Some days you love it. And some days you don’t. Some days you can do it. And some days you really can’t. But here’s a few things I wish you’d known before it all began…
Pregnancy may seem the biggest and hardest thing right now. But it isn’t. The biggest and hardest thing is yet to come! Enjoy your freedom, it will be over soon.
Your life is going to change. Completely. Utterly. Forever. At first you will hate this change. Then you will accept it. And then you will love it.
Labour hurts. A lot. Intensely. Like nothing else. Mentally and physically. But you will get through it and you will get over it. It may be good, it may be bad, but when it’s done, it’s done.
Don’t forget your friends. No matter how tired you are, how much sick you have down you, how busy life gets, just pick up the phone. You will need them more than you know in the years to come.
Don’t let motherhood become so big, that it shrinks all the other parts of your life. Other things are important too.
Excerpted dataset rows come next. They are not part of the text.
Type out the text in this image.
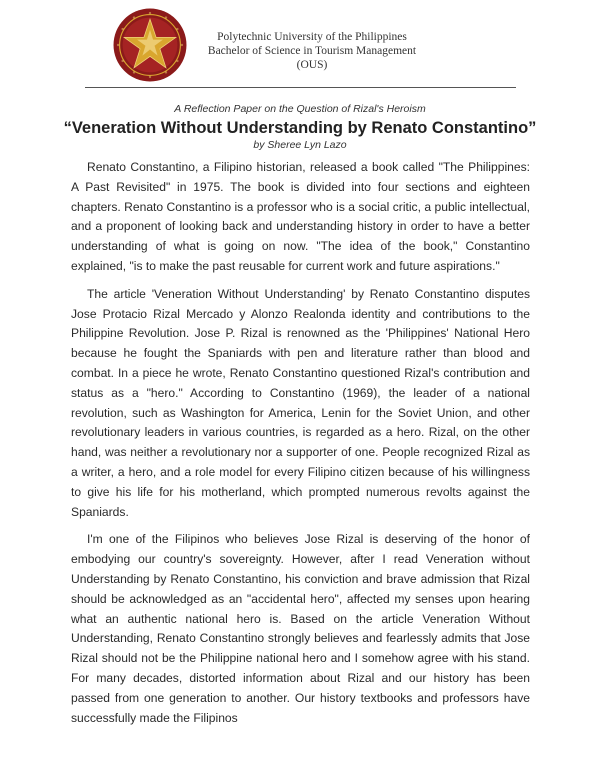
Polytechnic University of the Philippines
Bachelor of Science in Tourism Management (OUS)
A Reflection Paper on the Question of Rizal's Heroism
“Veneration Without Understanding by Renato Constantino”
by Sheree Lyn Lazo

Renato Constantino, a Filipino historian, released a book called "The Philippines: A Past Revisited" in 1975. The book is divided into four sections and eighteen chapters. Renato Constantino is a professor who is a social critic, a public intellectual, and a proponent of looking back and understanding history in order to have a better understanding of what is going on now. "The idea of the book," Constantino explained, "is to make the past reusable for current work and future aspirations."

The article 'Veneration Without Understanding' by Renato Constantino disputes Jose Protacio Rizal Mercado y Alonzo Realonda identity and contributions to the Philippine Revolution. Jose P. Rizal is renowned as the 'Philippines' National Hero because he fought the Spaniards with pen and literature rather than blood and combat. In a piece he wrote, Renato Constantino questioned Rizal's contribution and status as a "hero." According to Constantino (1969), the leader of a national revolution, such as Washington for America, Lenin for the Soviet Union, and other revolutionary leaders in various countries, is regarded as a hero. Rizal, on the other hand, was neither a revolutionary nor a supporter of one. People recognized Rizal as a writer, a hero, and a role model for every Filipino citizen because of his willingness to give his life for his motherland, which prompted numerous revolts against the Spaniards.

I'm one of the Filipinos who believes Jose Rizal is deserving of the honor of embodying our country's sovereignty. However, after I read Veneration without Understanding by Renato Constantino, his conviction and brave admission that Rizal should be acknowledged as an "accidental hero", affected my senses upon hearing what an authentic national hero is. Based on the article Veneration Without Understanding, Renato Constantino strongly believes and fearlessly admits that Jose Rizal should not be the Philippine national hero and I somehow agree with his stand. For many decades, distorted information about Rizal and our history has been passed from one generation to another. Our history textbooks and professors have successfully made the Filipinos
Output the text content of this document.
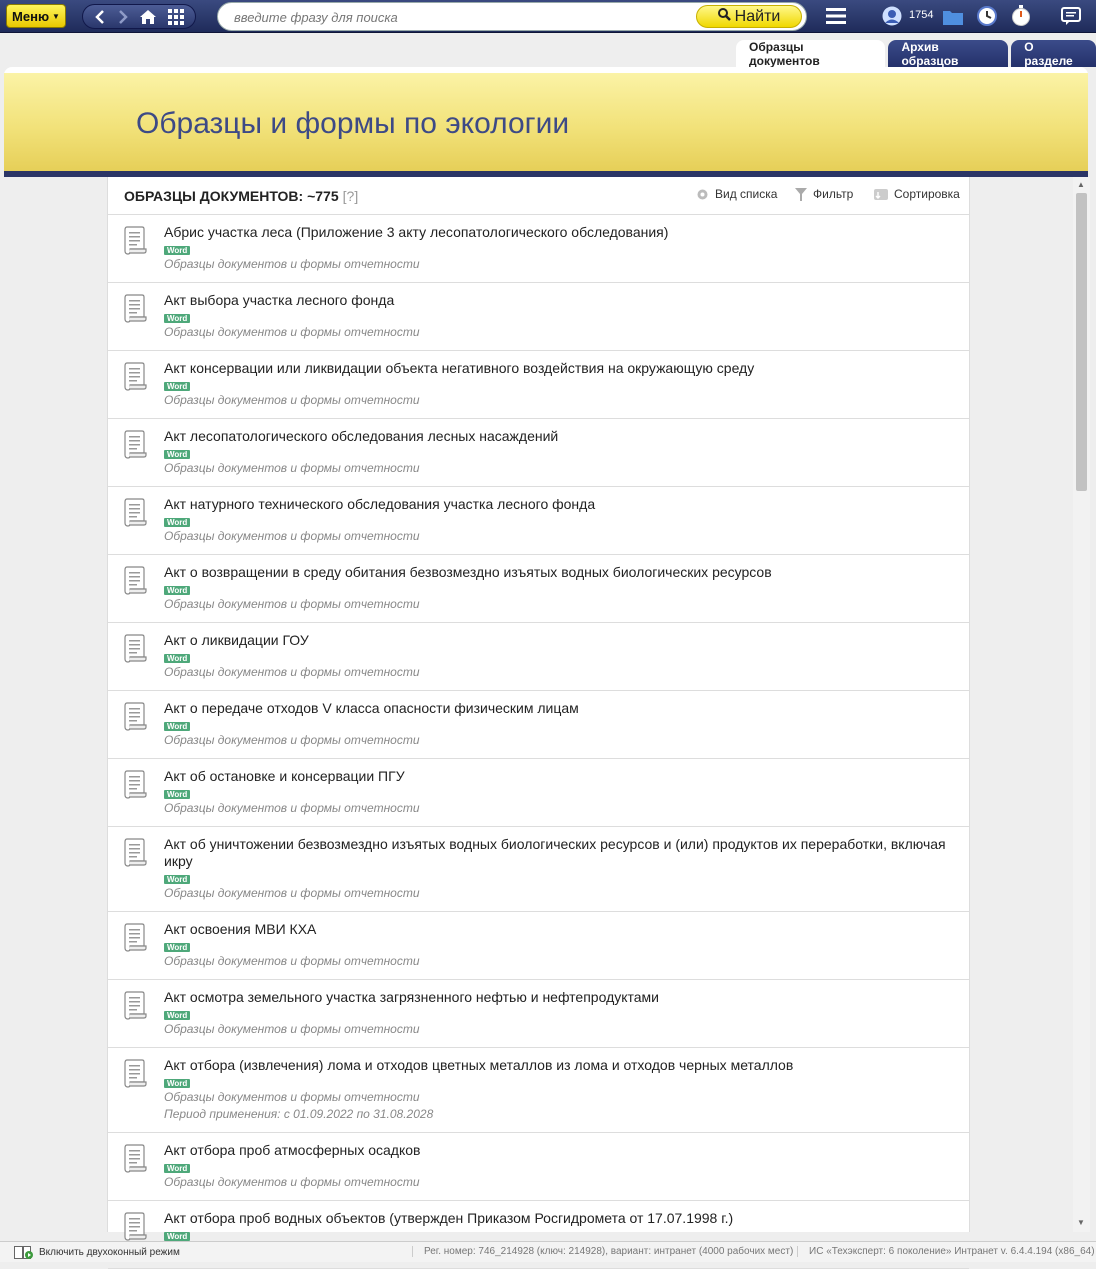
Меню ▼
введите фразу для поиска	Найти	1754
Образцы документов
Архив образцов
О разделе
Образцы и формы по экологии
ОБРАЗЦЫ ДОКУМЕНТОВ: ~775 [?]	Вид списка	Фильтр	Сортировка
Абрис участка леса (Приложение 3 акту лесопатологического обследования)
Word
Образцы документов и формы отчетности
Акт выбора участка лесного фонда
Word
Образцы документов и формы отчетности
Акт консервации или ликвидации объекта негативного воздействия на окружающую среду
Word
Образцы документов и формы отчетности
Акт лесопатологического обследования лесных насаждений
Word
Образцы документов и формы отчетности
Акт натурного технического обследования участка лесного фонда
Word
Образцы документов и формы отчетности
Акт о возвращении в среду обитания безвозмездно изъятых водных биологических ресурсов
Word
Образцы документов и формы отчетности
Акт о ликвидации ГОУ
Word
Образцы документов и формы отчетности
Акт о передаче отходов V класса опасности физическим лицам
Word
Образцы документов и формы отчетности
Акт об остановке и консервации ПГУ
Word
Образцы документов и формы отчетности
Акт об уничтожении безвозмездно изъятых водных биологических ресурсов и (или) продуктов их переработки, включая икру
Word
Образцы документов и формы отчетности
Акт освоения МВИ КХА
Word
Образцы документов и формы отчетности
Акт осмотра земельного участка загрязненного нефтью и нефтепродуктами
Word
Образцы документов и формы отчетности
Акт отбора (извлечения) лома и отходов цветных металлов из лома и отходов черных металлов
Word
Образцы документов и формы отчетности
Период применения: с 01.09.2022 по 31.08.2028
Акт отбора проб атмосферных осадков
Word
Образцы документов и формы отчетности
Акт отбора проб водных объектов (утвержден Приказом Росгидромета от 17.07.1998 г.)
Word
▲
▼
Включить двухоконный режим	Рег. номер: 746_214928 (ключ: 214928), вариант: интранет (4000 рабочих мест)	ИС «Техэксперт: 6 поколение» Интранет v. 6.4.4.194 (x86_64)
Things don’t always go to plan. Just let that shit go. So they had a bad nap. So they wouldn’t eat their lunch. So they had a meltdown at the worst possible time and ruined your plans. In a few weeks you will have forgotten about it. Really, you will.
Everything (and I do mean everything) is a stage. Everyone says it, but it is true. It may feel like the night wakings or the teething or the potty training or the bad attitude will go on forever. But tomorrow, that will be yesterday’s problem.
You will shout. You will get frustrated. You will lose your temper. And you will say things you regret. And then you will feel guilty, say sorry, promise never to shout again. Until next time. But it’s ok. Children need to know that mummies are human too.
And the last, and most important thing I want to tell you, Pregnant Me, is this. You’re not the first woman to have a baby, a toddler, a preschooler, a tween, a teenager – and you won’t be the last. Just try to worry less and enjoy it more.
It goes so fast. Soak it up. Breath it in. Hold it tight. Because in a blink of the eye, that time is gone. Just like the pregnancy that you though would last forever.